Une autre politique pour la France, un projet de développement pour le Nord-Compiégnois
Nicolas Sarkozy nous a donc révélé, jeudi dernier à Epinal, ses projets en matière de réforme institutionnelle.
Ils sont à l’image de ses premiers actes depuis qu’il est à l’Elysée : le Président est partout, décide de tout, dirige tout.
Il s’agit de renforcer la présidentialisation de
Une commission va donc plancher sur le sujet. Jack Lang se trouve embarqué dans cette galère. Mais est-ce étonnant ? Il est lui-même l’auteur de propositions tendant à une présidentialisation du régime. Sarkozy a trouvé un allié de choix. Voilà un socialiste de plus dans le bateau sarkozyen.
Ce mouvement est, en réalité, révélateur du paysage politique d’aujourd’hui. Nous sommes face à une « classe » politique, qui a en commun une conviction : le capitalisme et sa mondialisation sont devenus des horizons indépassables. Il faut s’adapter et, au lieu de s’affronter, il vaut mieux s’entendre.

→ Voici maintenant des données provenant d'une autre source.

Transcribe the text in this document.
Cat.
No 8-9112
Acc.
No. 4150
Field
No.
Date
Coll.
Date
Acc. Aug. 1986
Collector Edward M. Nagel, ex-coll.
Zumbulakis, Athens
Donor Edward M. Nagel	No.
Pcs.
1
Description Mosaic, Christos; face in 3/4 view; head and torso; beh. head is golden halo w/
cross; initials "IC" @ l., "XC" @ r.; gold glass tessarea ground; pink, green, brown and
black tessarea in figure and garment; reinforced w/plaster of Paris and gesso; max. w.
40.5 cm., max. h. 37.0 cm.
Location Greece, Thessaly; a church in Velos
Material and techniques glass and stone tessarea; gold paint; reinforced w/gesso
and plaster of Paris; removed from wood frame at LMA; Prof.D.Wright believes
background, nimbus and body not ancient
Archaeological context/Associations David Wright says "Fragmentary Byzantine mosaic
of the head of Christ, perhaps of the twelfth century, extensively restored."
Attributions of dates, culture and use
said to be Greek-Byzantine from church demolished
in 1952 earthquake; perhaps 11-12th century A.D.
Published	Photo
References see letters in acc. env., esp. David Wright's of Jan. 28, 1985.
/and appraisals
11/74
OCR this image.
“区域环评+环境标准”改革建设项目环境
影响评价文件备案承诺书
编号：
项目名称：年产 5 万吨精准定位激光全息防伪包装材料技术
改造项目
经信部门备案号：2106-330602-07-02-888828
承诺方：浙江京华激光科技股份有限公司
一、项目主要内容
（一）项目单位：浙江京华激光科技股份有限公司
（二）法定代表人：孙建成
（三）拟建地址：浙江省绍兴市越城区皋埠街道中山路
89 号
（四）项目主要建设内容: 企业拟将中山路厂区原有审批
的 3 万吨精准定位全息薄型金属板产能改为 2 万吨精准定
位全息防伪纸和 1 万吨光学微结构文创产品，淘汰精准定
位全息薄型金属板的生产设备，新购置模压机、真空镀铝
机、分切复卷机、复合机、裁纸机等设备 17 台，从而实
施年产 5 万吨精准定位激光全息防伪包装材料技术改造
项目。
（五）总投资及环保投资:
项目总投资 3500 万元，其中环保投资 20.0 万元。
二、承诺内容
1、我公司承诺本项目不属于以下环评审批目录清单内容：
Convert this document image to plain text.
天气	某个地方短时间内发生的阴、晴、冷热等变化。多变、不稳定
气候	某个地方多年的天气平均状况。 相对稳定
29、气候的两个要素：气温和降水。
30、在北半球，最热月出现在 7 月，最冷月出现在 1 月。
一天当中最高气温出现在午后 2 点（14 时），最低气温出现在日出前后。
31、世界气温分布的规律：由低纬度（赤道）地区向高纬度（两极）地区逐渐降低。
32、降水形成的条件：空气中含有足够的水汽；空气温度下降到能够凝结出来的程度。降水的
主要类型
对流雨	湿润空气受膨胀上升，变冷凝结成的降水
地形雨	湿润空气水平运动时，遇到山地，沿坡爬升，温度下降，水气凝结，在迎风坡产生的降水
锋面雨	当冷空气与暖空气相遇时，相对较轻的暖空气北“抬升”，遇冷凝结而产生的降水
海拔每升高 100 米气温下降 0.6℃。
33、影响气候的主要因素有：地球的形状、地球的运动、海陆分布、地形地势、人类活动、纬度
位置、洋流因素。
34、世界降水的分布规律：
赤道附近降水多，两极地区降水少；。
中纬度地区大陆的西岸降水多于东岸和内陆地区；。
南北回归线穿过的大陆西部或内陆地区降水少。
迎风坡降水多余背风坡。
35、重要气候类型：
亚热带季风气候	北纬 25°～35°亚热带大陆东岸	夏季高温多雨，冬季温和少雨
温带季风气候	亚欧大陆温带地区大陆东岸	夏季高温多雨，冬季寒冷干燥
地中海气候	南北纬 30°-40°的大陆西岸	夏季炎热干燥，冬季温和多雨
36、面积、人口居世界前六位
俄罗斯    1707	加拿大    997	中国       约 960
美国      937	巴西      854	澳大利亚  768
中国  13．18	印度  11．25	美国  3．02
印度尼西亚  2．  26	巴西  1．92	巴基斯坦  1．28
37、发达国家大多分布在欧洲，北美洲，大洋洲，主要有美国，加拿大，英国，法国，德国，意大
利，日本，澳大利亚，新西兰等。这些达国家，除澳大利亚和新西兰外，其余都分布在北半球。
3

Reste que cette profession de foi-là constitue le fondement de l’impuissance des pouvoirs politiques et leur démission face au monde de la finance et des affaires. C’est ce que les français ne supportent pas.
Sarkozy a trouvé, pour le moment, le moyen de donner le change, en se réclamant d’un Etat fort, en se voulant l’homme providentiel. Mais tout cela n’est que paillettes et relève de l’invention du coup d’éclat permanent.
L’essentiel demeure : un gouvernement soumis aux forces de l’argent, ce qui ne peut conduire qu’à davantage de difficultés pour le pays et la population, qui n’appartient à ces privilégiés qui bénéficieront du paquet fiscal de Sarkozy.
Il existe un formidable espace politique pour la gauche : les français sont anti- libéraux et veulent un pouvoir qui affirme sa détermination face aux financiers, qui impose l’intérêt général. Là est la vocation des forces du progrès. Il leur appartient de l’incarner. Et le plus tôt sera le mieux car le coup d’éclat permanent, une fois le feu d’artifice éteint, sonnera vite le glas de l’état de grâce.